V. Sur le préjudice moral et de jouissance
Monsieur [I] et Madame [T] subissent depuis 2020 la privation totale de jouissance de l’extension de leur domicile, rendue inutilisable par les désordres. Cette situation, qui dure depuis plus de cinq ans à la date du présent jugement, sans qu’aucune initiative ait été prise par les vendeurs malgré leurs engagements initiaux, est objectivement source d’une gêne quotidienne et d’un préjudice moral certain.
L’expert judiciaire a lui-même retenu l’existence d’un tel préjudice. La somme de 5000€ sollicitée au titre du préjudice moral et de jouissance est justifiée et proportionnée. Elle sera allouée.
VI. Sur les autres demandes
Succombant à la présente instance, les défendeurs seront solidairement condamnés aux entiers dépens sur le fondement des dispositions de l’article 696 du code de procédure civile, ainsi qu’au paiement de la somme de 5000 euros sur le fondement de l’article 700 dudit code.
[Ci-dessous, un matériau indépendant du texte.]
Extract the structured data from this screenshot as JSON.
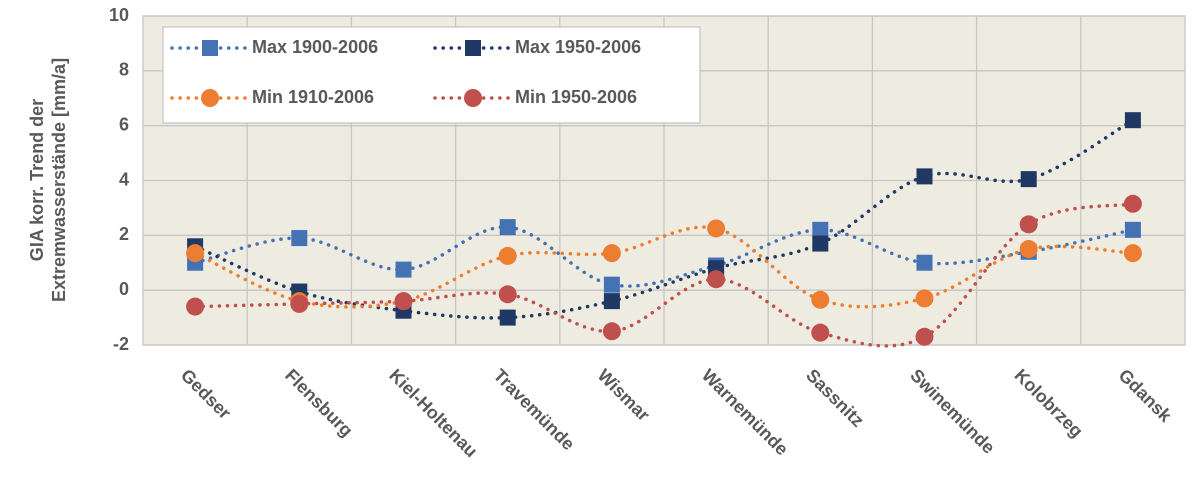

L’exécution provisoire étant de droit, il n’y pas lieu de l’ordonner, sans qu’aucun élément ne justifie qu’il y soit dérogé.
PAR CES MOTIFS
Le Tribunal, statuant publiquement, par jugement contradictoire et en premier ressort:
REJETTE les moyens de nullité des assignations en référé expertise soulevés par Monsieur [G] [D] et Madame [V] [R] ;
REJETTE le moyen tiré de l’inopposabilité du rapport d’expertise judiciaire de Monsieur [M] du 21 mars 2024 ;
DÉCLARE la responsabilité décennale de Monsieur [G] [D] et Madame [V] [R] engagée sur le fondement de l’article 1792 du Code civil au titre des désordres affectant la couverture de l’extension sise [Adresse 1] ;
CONDAMNE solidairement Monsieur [G] [D] et Madame [V] [R] à payer à Monsieur [P] [I] et Madame [U] [T] les sommes suivantes :
— 41 786,70 € TTC au titre des travaux réparatoires, avec indexation sur l’indice FFB de la construction à compter du 21 mars 2024 jusqu’à la décision à intervenir, puis avec intérêts au taux légal à compter de la signification du présent jugement;
— 5 000 € à titre de dommages et intérêts en réparation du préjudice moral et du préjudice de jouissance, avec intérêts au taux légal à compter de la signification du présent jugement ;
CONDAMNE solidairement Monsieur [G] [D] et Madame [V] [R] aux entiers dépens, lesquels comprennent les frais d’expertise judiciaire taxés à 5 364,04 € TTC ainsi que les dépens de la procédure de référé expertise, en application des dispositions de l’article 696 du code de procédure civile;
CONDAMNE solidairement Monsieur [G] [D] et Madame [V] [R] au paiement de la somme de 5.000 euros à Monsieur [P] [I] et Madame [U] [T] sur le fondement des dispositions de l’article 700 du code de procédure civile;
DÉBOUTE Monsieur [G] [D] et Madame [V] [R] de l’ensemble de leurs demandes, fins et conclusions ;
RAPPELLE que la présente décision est exécutoire de droit à titre provisoire en application de l’article 514 du Code de procédure civile.